CHAMPAIGN, Ill. - Six people at the University of Illinois at Urbana-Champaign have received 2004-2005 Fulbright Scholar grants.
They join about 800 other Americans who have received the grants to lecture or conduct research abroad. The U.S. Department of State is the major sponsor of the Fulbright Scholar Program, with final selections made by the J. William Fulbright Foreign Scholarship Board.
The new grant recipients and their interests:
• Patricia Ellen Askew, vice chancellor for student affairs, visited Japan from June to July 2004. She participated in the U.S.-Japan International Education Administrators Program.
• Ann Peterson Bishop, professor of library and information science, has been visiting the University of Tempere in Tempere, Finland, since August and will stay through December. She is lecturing on the development of sociotechnical infrastructure to support action and learning among people from all types of backgrounds.

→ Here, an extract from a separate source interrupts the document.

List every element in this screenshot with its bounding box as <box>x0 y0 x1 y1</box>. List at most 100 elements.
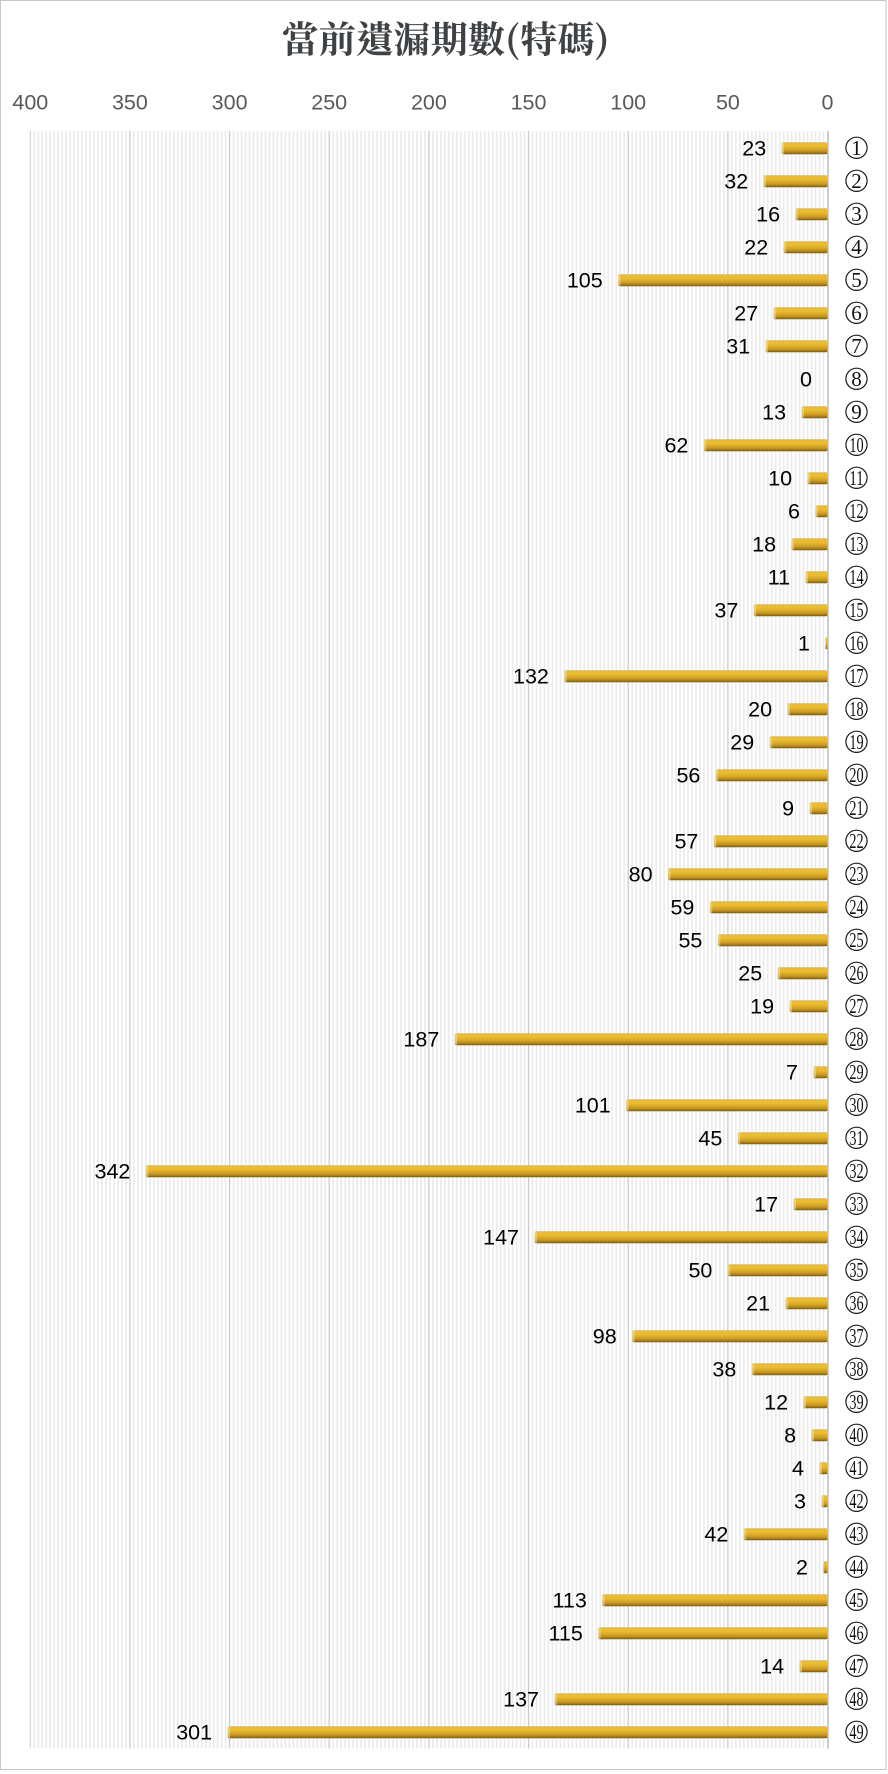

• Jeffrey E. Brotherton, a senior research specialist in the department of crop sciences, has been visiting the University of Zambia in Lusaka, Zambia, since August and will stay through December. He is lecturing on enzymes essential for controlling tryptophan, an essential amino acid in food crops.
• Ezekial Kalipeni, professor of geography, visited the College of Medicine in Blantyre, Malawi, from July through October. As part of the African Regional Research Program, he conducted research on AIDS in Malawi, particularly the vulnerabilities of different genders.
• Robert David Pahre, professor of political science, will visit the Vienna University of Economics and Business Administration from March to June of 2005. There he will research Euroskepticism and legislative politics.
• Laurie Reynolds, professor of law, has been visiting the Portuguese Catholic University in Lisbon since September and will stay through December. She is lecturing on the relevance of municipal law in a federalist system.